Fröhlicher, Luftblasen leichter Elektropop war darauf einer deutlich
spürbaren Intellektualisierung ihres Sounds gewichen: Die Leichtigkeit
wurde durch ein optisch und akustisch gestyltes Klangkonzept ersetzt.
Umso
überraschender kommt jetzt die erneute Wendung: Auf "Talkie
Walkie" ist nicht nur der Titel eine Umkehrung des Gewohnten,
sondern auch der Sound. Die Elektronik ist nicht länger die beherrschende
Form der Air-Arrangements. Dort, wo sie zum Einsatz kommt, erfüllt
sie eine Funktion.
Titeln
wie "Universal Traveller", die erstmals nicht überwiegend
von Gastsängern, sondern von Jean Benoit Dunckel gesungen werden,
reicht zur Instrumentierung schon eine akustische Gitarre, eine sphärische
Untermalung - und fertig ist der Air-Sound 2004: Analoges und Digitales
in harmonischer Vereinigung, die ihren Höhepunkt in der Mitte
des Albums in dem Instrumentaltitel "Mike Mills" findet.
Der
einer Kirchenorgel nachempfundene Melodielauf wird leise von Computerbeats
getragen, bis ein Klavier einsetzt, das jedoch alsbald von einer Gitarre
abgelöst wird - jeweils nur Ouvertüre für ein sanft
wogendes Streichorchester, arrangiert vom Altmeister Michel Colombier
(Serge Gainsbourg), das aus dem Hintergrund kommend zu epischer Breite
findet.
Freilich
gibt es auch die "anderen" Lieder, die an "frühere"

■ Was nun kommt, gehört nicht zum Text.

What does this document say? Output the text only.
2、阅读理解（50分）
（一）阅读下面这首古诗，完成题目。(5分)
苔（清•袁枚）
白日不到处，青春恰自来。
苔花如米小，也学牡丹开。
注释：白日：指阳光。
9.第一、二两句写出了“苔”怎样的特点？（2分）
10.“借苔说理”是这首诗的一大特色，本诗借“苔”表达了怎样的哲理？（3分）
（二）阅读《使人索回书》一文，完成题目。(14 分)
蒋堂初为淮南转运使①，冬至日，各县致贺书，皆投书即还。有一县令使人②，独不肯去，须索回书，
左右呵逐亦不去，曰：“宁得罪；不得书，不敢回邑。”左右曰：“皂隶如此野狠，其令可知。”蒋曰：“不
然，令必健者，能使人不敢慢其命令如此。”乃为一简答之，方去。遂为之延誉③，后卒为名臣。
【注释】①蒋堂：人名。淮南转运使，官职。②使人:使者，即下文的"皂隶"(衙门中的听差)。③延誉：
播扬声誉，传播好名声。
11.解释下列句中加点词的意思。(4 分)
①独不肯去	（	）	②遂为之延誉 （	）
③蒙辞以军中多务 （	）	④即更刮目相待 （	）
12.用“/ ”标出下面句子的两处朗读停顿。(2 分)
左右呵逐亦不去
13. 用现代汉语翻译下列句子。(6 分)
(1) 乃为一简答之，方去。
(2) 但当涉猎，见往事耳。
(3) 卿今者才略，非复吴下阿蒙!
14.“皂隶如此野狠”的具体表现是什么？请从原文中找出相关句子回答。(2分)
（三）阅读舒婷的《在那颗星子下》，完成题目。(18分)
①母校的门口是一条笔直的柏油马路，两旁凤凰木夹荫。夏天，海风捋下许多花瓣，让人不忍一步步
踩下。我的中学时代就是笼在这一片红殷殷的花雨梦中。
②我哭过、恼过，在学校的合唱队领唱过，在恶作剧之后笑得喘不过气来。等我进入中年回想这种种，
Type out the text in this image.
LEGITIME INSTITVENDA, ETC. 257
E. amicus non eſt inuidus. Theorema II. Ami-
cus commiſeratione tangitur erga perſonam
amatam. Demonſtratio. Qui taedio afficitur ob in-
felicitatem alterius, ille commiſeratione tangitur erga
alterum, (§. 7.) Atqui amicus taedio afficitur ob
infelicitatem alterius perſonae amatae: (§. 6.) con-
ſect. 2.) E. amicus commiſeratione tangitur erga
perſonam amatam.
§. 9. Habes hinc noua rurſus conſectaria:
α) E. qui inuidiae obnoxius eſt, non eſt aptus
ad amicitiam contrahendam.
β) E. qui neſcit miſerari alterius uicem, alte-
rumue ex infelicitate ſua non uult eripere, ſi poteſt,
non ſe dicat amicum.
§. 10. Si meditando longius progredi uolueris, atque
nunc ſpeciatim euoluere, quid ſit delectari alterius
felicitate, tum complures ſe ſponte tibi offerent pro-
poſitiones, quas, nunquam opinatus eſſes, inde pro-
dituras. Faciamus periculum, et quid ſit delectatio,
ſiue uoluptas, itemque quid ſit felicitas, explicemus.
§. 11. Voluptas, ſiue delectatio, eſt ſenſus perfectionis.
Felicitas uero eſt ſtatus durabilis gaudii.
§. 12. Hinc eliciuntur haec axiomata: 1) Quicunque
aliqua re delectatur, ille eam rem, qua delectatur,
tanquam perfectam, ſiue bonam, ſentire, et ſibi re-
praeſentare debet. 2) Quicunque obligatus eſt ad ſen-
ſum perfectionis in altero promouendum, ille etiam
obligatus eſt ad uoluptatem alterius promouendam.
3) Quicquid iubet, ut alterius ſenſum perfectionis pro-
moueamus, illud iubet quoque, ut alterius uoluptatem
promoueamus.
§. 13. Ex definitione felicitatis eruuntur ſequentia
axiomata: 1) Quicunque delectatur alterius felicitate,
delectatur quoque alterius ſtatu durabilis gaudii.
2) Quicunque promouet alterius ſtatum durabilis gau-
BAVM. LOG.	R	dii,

Air-Alben - vor allem an "Moon Safari" - erinnern. "Surfing
on a Rocket" ist ein Beispiel für die Hommage an den eigenen
Sound, aber auch die Single-Auskopplung "Cherry Blossom Girl",
in der die verspielte Schwerelosigkeit von einst noch einmal spürbar
wird. Auf "Talkie Walkie" bilden sie einerseits den Gegenpol
zu den leisen, introvertierten und intimen Balladen, andererseits
fügen sie sich harmonisch in das Gesamtbild des Albums ein.
So
haben Dunckel und Godin sich nicht neu erfunden, aber wiederum spürbar
weiterentwickelt. Ihrem Ruf als einer der innovativsten Bands dieser
Tage werden sie dadurch erneut mehr als gerecht.